No 10 food summit aims undermined by EU import check delays

Pledges made at prime minister Rishi Sunak’s high-profile food security summit have been undermined by a reported further delay to the introduction of checks on EU imports, NFU Scotland has said.

The controls have already been postponed four times over the past 18 months, with the overriding concern now centred on their potential effect on already rising food prices.

In June, Farmers Weekly looked into the possibility that they could be delayed once more, but at the time, multiple sources close to the government insisted the plans – which have cost the taxpayer almost half a billion so far – would go ahead.
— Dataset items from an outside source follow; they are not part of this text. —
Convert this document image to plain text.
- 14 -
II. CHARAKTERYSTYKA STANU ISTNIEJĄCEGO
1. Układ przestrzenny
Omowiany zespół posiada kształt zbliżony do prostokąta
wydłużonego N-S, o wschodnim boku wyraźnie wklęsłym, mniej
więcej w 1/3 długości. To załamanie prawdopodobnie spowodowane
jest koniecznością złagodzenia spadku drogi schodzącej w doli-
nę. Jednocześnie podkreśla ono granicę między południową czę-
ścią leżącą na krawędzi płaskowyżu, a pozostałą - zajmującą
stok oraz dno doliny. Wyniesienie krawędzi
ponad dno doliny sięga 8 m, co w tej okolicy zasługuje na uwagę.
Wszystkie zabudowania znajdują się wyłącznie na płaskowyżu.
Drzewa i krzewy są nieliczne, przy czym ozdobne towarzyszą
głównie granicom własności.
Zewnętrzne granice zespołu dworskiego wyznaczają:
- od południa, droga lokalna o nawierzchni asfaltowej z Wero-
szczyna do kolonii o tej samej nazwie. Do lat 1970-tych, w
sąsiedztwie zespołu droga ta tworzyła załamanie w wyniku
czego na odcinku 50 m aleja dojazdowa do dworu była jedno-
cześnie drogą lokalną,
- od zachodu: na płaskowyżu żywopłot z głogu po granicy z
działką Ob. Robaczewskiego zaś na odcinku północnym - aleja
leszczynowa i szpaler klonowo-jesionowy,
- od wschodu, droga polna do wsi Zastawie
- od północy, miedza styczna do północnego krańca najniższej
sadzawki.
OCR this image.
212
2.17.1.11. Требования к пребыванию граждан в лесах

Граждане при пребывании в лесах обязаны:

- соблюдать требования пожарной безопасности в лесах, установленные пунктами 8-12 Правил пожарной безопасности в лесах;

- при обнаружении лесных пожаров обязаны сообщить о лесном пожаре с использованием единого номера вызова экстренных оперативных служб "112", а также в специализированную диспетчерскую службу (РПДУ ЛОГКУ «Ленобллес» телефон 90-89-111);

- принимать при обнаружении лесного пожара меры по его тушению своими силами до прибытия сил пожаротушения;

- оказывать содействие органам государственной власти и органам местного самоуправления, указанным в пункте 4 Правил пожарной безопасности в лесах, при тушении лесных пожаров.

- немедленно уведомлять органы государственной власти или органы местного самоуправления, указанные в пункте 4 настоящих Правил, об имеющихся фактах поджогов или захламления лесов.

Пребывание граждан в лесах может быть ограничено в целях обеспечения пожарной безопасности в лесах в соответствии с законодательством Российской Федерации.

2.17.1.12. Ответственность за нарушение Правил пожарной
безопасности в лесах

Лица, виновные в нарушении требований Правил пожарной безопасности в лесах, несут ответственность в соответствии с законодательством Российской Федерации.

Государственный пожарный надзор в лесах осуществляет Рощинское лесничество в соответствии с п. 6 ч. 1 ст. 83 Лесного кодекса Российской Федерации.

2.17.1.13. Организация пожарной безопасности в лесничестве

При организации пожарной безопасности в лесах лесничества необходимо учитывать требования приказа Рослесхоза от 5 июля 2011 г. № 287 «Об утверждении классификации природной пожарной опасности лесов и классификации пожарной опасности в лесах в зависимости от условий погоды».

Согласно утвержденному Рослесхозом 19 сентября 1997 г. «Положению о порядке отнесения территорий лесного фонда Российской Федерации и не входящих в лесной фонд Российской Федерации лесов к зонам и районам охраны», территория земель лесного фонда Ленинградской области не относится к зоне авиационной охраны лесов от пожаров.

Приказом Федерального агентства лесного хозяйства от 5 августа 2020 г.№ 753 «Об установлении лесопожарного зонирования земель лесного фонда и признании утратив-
See also: EU food producers not ready for UK import checks

NFU Scotland president Martin Kennedy joined other farm groups in warning the continued delay put UK producers, who have faced full checks on exports to the EU since 1 January 2021, at a competitive disadvantage.

He said: “The Scottish food and farming sector is yet again angered and appalled at a decision that seriously disregards the interests of our home food producers in favour of a cheap food policy that encourages asymmetric trade.

“Despite reassurances, the long-running failure of the UK government to introduce post-Brexit border controls on goods entering the UK is, according to reports, set to continue. This flies in the face of commitments made at the ‘Farm to Fork’ summit in May.”

Mr Kennedy also suggested dropping the plans left the UK vulnerable to the introduction of devastating animal and plant diseases such as African swine fever.

But Shane Brennan, chief executive of the Cold Chain Federation, which represents the temperature-controlled supply chain in the UK, told Farmers Weekly he believed a three-month postponement was the “right decision” because delays to the publication of the final rules meant there was not enough time to implement the process smoothly.

He has also previously warned EU exporters were “not ready” for the changes and that they would increase costs for consumers.

On the concerns of farm groups, he added: “We have every sympathy with them and agree that trading rules should be the same going both ways, but two wrongs don’t make a right.

“The food supply chain must work together to make the case for lower barriers and reduced friction, because that is the best outcome for all.”

A government spokesperson said: “The government remains committed to delivering the best border in the world. We are reflecting on the valuable feedback provided by a range of businesses and will publish the Border Target Operating Model shortly.”